I find myself wondering how many people who defend their “faith,” and how many who say they have lost their “faith,” actually have or had faith.
Let me immediately clarify that I am not referring here to the offensive and foolish suggestion sometimes made by some Christians that, if someone becomes an atheist, they must never have been a Christian to begin with. Nor am I referring to the equally inane suggestion sometimes made by some atheists that, if someone becomes a Christian, they can't really have been an atheist before that.
No, neither is the sort of thing that I am going to say. And in fact, both these instances actually Illustrate why “faith” is in scare quotes at the start of my post.
What many religious people have, and what atheists typically reject, is not faith but what might be called beliefs. They are doctrines, dogmas, assertions, claims, and any number of other things. But a question that is rarely asked is whether those things are faith: whether they should be understood as such, or not, and why. That “faith” is the same as “assertion” is – rather ironically – merely a claim, an assertion, one that needs to be questioned.
If one looks at the use of the terms typically translated by the word faith in English translations of the Bible, they mean things like “trust” and/or “faithfulness.”
For modern Christian traditions influenced by Existentialism, whether on the conservative end of the spectrum among Evangelicals or on the liberal end represented by Bultmann and Tillich, faith has come to mean a centering of one's life around God, whether understood in an anthropomorphic manner or as the transcendent Ground of Being.
But neither trust, nor faithfulness, nor orienting one's life on the Ultimate, is the same thing as making assertions or believing doctrines. The tenets one holds are not irrelevant to one's fidelity and trust, or to the orientation of one's life. But neither are they the same thing.
In a marriage, there is (or should be) fidelity, trust, and orientation/focus, and one's beliefs about one's spouse and a great many other things affect those commitments. But the things one knows and believes are bound to, and supposed to, change over time. If they do not, then your relationship is likely to be unhealthy.
In a similar way, beliefs will and should change and develop over the course of one's life.
But what happens if the assertions themselves become the object of one's devotion, whether in religion or in marriage?
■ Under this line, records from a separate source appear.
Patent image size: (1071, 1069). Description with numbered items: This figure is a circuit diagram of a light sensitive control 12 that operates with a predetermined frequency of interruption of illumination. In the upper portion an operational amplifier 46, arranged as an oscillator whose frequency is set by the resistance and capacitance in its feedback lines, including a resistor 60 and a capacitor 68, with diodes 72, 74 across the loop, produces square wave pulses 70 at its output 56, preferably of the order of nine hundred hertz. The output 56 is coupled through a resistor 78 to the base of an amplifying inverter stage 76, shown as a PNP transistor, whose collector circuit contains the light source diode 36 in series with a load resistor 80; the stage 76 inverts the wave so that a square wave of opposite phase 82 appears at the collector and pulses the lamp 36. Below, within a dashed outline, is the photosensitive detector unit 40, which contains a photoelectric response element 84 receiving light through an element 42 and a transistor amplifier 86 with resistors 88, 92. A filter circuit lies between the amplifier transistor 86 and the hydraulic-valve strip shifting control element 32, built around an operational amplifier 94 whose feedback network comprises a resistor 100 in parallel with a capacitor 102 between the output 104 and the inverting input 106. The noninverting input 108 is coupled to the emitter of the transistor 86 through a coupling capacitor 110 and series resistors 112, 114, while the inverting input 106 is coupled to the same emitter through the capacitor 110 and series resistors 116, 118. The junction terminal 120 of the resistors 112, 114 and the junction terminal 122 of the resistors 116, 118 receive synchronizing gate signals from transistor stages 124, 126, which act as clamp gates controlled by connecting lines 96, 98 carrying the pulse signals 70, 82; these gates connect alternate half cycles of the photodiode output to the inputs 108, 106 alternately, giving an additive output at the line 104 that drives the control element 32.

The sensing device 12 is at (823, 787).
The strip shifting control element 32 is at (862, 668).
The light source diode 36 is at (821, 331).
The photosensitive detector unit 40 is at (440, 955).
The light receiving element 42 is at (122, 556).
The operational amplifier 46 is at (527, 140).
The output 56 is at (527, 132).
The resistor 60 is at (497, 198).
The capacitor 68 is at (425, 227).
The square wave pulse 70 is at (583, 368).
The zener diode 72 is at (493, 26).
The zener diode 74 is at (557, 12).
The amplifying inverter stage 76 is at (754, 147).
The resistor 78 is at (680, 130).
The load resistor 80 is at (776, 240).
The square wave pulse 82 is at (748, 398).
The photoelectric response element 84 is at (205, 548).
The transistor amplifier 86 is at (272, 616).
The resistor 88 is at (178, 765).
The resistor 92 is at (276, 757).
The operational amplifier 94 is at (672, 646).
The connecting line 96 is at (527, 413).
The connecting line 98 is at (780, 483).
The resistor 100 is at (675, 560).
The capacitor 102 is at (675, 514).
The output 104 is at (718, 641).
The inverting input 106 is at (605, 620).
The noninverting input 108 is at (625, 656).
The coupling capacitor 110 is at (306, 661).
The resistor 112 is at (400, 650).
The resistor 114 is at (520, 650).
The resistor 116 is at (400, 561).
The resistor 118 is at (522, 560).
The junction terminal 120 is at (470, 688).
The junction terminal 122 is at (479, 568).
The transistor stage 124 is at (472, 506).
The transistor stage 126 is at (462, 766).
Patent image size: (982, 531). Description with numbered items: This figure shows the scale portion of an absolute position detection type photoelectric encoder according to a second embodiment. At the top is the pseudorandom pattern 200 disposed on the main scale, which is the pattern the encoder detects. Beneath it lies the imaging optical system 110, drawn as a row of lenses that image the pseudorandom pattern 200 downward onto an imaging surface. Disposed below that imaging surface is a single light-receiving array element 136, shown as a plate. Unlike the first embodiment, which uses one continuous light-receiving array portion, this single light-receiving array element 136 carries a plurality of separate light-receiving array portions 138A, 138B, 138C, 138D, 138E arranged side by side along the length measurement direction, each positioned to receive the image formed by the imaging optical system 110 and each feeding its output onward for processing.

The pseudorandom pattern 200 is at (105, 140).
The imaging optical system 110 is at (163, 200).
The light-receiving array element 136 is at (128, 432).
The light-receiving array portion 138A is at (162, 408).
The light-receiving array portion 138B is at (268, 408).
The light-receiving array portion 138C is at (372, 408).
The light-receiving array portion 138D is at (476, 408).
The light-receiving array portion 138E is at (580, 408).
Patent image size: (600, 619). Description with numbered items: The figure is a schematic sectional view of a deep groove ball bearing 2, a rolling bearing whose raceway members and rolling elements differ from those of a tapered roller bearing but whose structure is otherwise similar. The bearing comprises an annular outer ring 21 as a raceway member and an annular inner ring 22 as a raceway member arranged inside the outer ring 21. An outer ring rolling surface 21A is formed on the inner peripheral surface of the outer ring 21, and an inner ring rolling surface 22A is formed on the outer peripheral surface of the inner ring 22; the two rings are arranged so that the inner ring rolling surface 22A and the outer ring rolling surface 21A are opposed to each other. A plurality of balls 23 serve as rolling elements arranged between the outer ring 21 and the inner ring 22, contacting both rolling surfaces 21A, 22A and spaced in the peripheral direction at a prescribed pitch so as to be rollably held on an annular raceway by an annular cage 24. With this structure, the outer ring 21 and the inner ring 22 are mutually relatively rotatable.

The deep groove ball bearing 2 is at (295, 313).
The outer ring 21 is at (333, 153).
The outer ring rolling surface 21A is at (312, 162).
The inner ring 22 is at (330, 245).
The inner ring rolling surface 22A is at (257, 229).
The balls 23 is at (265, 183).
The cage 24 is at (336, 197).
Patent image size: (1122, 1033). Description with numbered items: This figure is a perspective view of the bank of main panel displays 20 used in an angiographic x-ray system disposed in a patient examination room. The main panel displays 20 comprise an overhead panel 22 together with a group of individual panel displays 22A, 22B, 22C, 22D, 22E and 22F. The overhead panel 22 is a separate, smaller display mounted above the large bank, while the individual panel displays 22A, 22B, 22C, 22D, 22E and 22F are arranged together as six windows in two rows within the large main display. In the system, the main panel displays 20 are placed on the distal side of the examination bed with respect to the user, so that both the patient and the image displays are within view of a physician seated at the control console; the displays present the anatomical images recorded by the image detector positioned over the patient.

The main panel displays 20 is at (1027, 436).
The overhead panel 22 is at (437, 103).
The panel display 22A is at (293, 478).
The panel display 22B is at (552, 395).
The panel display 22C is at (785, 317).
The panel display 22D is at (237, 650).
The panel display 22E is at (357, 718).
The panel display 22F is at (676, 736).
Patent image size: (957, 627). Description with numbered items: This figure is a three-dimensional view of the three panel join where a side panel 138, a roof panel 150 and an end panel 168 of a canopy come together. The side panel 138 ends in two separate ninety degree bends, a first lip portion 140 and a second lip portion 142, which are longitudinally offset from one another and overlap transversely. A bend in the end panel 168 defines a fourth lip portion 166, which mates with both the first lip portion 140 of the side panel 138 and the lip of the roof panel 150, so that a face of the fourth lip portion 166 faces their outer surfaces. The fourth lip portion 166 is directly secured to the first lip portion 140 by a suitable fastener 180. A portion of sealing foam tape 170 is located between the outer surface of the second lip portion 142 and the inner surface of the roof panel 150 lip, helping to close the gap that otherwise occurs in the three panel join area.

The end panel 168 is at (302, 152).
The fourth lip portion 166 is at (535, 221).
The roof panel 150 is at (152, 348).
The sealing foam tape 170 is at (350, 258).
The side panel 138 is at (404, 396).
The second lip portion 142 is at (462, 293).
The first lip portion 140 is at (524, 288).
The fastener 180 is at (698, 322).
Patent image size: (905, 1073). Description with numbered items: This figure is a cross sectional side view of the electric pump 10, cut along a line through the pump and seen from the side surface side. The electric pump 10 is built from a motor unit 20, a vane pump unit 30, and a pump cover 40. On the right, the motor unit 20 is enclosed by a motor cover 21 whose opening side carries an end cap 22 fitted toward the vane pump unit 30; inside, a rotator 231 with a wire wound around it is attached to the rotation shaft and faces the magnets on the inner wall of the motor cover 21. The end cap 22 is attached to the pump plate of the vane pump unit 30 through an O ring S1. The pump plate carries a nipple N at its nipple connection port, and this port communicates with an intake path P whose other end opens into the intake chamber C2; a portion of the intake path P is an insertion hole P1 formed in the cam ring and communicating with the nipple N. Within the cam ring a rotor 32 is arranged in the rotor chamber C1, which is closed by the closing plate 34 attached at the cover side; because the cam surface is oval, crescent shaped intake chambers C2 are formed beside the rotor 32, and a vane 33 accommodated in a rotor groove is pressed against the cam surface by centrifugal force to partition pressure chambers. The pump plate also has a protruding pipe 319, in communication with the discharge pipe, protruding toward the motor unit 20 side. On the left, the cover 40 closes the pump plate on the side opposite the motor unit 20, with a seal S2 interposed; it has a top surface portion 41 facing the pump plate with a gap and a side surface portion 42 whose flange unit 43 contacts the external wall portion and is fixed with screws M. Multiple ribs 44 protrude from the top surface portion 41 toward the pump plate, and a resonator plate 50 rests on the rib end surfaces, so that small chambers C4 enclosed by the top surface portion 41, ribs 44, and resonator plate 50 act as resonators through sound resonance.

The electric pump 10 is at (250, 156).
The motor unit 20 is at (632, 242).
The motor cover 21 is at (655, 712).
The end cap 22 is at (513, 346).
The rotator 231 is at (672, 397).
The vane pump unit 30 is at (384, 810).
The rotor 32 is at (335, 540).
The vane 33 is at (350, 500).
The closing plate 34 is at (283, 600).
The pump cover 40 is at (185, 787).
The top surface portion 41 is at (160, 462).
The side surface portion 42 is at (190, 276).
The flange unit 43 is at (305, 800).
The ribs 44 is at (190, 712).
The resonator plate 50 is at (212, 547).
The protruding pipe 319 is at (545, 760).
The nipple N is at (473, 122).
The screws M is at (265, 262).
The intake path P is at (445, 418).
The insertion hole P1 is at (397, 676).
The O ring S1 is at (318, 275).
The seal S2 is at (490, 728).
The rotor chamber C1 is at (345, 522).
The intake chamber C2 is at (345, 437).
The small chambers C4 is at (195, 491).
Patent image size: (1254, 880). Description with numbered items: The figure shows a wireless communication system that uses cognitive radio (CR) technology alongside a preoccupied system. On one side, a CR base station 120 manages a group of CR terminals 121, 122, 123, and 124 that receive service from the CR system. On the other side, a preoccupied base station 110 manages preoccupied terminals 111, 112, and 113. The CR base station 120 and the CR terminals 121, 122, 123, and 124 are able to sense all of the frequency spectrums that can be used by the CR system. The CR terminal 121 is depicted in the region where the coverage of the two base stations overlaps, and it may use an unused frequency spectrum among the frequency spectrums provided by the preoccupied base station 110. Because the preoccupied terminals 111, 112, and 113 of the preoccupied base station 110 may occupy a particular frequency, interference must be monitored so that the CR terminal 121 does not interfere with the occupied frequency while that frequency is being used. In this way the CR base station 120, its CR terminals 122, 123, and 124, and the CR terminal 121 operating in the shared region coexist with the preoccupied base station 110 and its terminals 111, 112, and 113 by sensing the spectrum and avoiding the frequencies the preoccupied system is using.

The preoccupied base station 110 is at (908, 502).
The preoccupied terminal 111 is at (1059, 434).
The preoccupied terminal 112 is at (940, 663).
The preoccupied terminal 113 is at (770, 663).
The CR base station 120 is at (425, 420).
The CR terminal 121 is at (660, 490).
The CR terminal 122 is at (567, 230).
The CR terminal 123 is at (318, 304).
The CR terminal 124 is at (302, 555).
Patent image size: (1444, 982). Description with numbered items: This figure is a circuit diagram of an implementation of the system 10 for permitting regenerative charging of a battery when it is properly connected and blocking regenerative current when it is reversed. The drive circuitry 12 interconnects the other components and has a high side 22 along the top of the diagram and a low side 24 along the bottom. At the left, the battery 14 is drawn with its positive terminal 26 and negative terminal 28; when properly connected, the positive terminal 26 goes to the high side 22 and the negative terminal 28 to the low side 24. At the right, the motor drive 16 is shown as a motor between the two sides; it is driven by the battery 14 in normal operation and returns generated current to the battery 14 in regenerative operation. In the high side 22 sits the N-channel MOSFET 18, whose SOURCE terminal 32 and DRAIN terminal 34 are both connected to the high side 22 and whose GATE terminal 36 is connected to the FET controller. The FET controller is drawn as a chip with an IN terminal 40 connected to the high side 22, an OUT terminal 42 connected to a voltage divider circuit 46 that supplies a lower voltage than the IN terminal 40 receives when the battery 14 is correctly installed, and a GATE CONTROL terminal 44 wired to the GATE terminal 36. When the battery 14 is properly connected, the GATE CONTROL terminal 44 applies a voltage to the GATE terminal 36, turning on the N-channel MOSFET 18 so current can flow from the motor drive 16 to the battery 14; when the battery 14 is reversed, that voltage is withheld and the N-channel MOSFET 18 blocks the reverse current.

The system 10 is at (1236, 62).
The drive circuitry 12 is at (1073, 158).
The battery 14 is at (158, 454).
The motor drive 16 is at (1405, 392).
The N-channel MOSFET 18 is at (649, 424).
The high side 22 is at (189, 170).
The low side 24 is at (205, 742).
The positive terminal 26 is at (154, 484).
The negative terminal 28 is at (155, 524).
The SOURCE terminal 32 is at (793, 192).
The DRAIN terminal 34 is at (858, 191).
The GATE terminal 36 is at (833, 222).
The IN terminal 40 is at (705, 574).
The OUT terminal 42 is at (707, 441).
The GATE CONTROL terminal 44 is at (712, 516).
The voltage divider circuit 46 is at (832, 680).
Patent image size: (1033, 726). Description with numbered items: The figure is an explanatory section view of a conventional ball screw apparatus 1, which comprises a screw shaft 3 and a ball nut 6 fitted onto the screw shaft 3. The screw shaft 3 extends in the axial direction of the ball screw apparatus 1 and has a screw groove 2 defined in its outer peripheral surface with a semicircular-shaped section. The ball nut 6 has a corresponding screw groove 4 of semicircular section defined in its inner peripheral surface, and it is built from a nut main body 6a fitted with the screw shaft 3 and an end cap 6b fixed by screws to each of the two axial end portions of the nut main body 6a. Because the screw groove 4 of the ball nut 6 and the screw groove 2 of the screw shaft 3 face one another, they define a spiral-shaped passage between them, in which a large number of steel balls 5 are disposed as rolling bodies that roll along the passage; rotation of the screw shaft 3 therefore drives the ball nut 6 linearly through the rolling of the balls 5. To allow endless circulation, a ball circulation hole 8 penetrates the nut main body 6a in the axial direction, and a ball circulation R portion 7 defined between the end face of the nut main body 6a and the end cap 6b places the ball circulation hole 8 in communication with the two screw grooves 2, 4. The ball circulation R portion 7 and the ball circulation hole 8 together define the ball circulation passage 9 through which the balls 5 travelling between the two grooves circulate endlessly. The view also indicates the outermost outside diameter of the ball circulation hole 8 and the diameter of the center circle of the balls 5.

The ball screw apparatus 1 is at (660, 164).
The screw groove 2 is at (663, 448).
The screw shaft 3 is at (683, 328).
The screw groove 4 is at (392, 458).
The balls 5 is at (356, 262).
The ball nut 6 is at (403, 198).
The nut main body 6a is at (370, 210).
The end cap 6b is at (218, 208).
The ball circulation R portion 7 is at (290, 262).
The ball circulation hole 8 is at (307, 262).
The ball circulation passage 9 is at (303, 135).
In the latter, if one's aim is to remain committed to believing the same things about one's spouse, rather than to remain committed to them even as one's knowledge of them changes, the relationship will suffer. Something comparable happens in the case of religion, too. The very act of making beliefs the object of one's faith, trust, and devotion leads to an attempt to keep those dogmatic assertions unchanging and to protect them from assault. At best, one ends up with idolatrous faith, focused on words and ideas about God (and perhaps also other matters), rather than faith in God.
I know that this blog has a great many readers of many different perspectives. I am curious whether, if you consider yourself a person of “faith,” that faith is in fact merely beliefs, or perhaps worse still, faith in beliefs. If you are a person who at some point lost their faith, did you lose an orientation of your life on Ultimate Reality, or did you lose beliefs, and/or a misplaced trust in those beliefs?